The problem is to find the equation of a plane (let's call it $A$) that is perpendicular to the $yz$ plane, containing the point $P(2,1,1)$, and making an angle of $\cos^{-1} \frac{2}{3}$ with the plane $2x - y + 2z - 3 = 0$ (let's call it $B$).
First, I know that the equation perpendicular to the $yz$ plane will have $x=0$. Second, I think that the angle between planes $A$ and $B$ will still be $\cos^{-1} \frac{2}{3}$ where $x=0$, ie within the $yz$ plane. So, the equation of the line intersecting planes $B$ and $yz$ is
$$ -y + 2z - 3 = 0 $$
And let the line intersecting planes $A$ and $yz$ be
$$ b(y-1) + c(z-1) = 0 $$
Third, I also think that the angle between the normal lines perpendicular to those equations should still be $\cos^{-1} \frac{2}{3}$. So, I use this formula and make a few calculations
$$ \vec{B}\cdot \vec{A} = \|\vec{B}\|\|\vec{A}\|\cos \theta \\ \langle 0,-1,2\rangle \cdot \langle 0,b,c\rangle = \|\langle 0,-1,2 \rangle \|\|\langle 0,b,c \rangle \| \frac{2}{3} \\ 0\cdot 0 + (-1)\cdot b + 2\cdot c = \sqrt{0^2+(-1)^2+2^2}\sqrt{0^2+b^2+c^2}\frac{2}{3} \\ -b + 2c = 2 \sqrt{b^2+c^2} \\ \frac{b^2}{4} - bc + c^2 = b^2 + c^2 \\ 4c = -3b \\ $$
This looks close to a solution but I can't seem to reach the actual solutions, because there are actually two, of $4y-3z-1=0$ and $z=1$.

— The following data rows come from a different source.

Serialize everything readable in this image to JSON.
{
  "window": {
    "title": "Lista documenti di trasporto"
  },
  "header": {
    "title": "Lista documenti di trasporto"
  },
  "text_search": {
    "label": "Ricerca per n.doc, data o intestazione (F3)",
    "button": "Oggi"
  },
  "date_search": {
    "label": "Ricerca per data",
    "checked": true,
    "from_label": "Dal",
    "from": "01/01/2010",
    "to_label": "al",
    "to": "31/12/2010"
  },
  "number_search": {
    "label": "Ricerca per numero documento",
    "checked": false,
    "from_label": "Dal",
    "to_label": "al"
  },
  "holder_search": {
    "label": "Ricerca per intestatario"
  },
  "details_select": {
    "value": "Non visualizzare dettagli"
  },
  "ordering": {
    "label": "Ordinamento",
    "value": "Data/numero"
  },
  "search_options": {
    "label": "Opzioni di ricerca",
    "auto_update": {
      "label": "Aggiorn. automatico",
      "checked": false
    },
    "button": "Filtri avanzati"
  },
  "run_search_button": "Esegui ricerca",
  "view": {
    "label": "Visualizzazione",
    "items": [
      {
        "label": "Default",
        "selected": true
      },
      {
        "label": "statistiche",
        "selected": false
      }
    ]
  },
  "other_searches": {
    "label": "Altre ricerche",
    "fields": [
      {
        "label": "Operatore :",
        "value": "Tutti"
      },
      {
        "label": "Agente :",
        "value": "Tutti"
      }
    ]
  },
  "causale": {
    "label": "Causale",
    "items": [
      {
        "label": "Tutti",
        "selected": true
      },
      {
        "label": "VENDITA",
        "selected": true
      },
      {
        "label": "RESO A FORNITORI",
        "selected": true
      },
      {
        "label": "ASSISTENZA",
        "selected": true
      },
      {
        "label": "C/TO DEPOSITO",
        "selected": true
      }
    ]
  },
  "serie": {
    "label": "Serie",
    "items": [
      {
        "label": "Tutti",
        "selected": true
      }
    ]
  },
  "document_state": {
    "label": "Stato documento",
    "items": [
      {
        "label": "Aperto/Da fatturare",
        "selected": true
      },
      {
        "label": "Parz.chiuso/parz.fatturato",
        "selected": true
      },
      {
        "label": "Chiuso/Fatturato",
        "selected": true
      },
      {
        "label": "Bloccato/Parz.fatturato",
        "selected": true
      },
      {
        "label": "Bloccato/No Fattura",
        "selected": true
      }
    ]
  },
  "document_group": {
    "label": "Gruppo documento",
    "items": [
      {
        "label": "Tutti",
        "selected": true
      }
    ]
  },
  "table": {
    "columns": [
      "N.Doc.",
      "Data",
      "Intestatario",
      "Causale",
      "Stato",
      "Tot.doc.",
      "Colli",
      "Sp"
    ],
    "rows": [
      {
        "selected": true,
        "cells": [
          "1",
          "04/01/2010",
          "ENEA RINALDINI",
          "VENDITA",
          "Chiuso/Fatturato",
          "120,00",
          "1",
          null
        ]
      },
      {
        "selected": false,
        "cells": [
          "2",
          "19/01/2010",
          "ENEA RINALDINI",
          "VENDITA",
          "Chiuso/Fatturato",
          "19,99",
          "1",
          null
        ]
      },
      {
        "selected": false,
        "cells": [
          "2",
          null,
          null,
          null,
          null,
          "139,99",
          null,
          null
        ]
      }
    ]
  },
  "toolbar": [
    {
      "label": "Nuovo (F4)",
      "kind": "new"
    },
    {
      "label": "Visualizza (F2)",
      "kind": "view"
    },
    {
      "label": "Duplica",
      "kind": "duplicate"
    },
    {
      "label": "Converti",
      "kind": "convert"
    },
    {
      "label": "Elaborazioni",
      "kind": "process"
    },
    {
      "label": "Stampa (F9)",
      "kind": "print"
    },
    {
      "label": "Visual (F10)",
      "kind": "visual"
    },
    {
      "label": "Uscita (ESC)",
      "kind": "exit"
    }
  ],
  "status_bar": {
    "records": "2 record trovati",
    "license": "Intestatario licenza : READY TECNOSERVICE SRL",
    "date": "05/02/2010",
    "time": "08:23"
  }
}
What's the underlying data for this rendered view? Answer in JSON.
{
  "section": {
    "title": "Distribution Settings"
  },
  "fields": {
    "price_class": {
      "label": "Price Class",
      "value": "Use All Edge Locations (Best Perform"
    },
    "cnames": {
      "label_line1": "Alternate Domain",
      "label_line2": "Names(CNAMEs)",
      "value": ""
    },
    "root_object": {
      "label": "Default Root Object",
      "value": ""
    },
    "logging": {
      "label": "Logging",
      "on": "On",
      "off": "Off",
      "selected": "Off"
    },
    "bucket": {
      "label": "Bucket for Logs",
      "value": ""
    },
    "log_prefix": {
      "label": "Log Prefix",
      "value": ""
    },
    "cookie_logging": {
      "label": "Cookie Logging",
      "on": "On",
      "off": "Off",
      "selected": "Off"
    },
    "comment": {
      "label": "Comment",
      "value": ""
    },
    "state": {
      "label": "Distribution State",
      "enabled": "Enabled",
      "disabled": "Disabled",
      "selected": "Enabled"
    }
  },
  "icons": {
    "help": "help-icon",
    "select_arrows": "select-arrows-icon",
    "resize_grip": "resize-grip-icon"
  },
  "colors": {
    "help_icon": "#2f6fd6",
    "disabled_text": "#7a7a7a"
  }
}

With the relationship you found between $b$ and $c$, as well as $x=0$, you have
$$ ax + by + cz + d = 0 \\ a(0) + by + (\frac{-3b}{4})z + d = 0 \\ 4by - 3bz + 4d = 0 \\ $$
With the components of $(2,1,1)$, you then have
$$ 4b(1) - 3b(1) + 4d = 0 \\ b = -4d \\ $$
With this relationship between $b$ and $d$, you finally have
$$ 4by - 3bz + 4(\frac{-b}{4}) = 0 \\ 4y - 3z -1 = 0 \\ $$
Note that you made a mistake when calculating $\| \vec{B} \|$ as $\sqrt{0^2+(-1)^2+2^2} = \sqrt{5}$. Instead, you should have $\sqrt{2^2+(-1)^2+2^2} = \sqrt{9} = 3$ which cancels nicely with the denominator. You did this anyway which is a case where two wrongs make a right.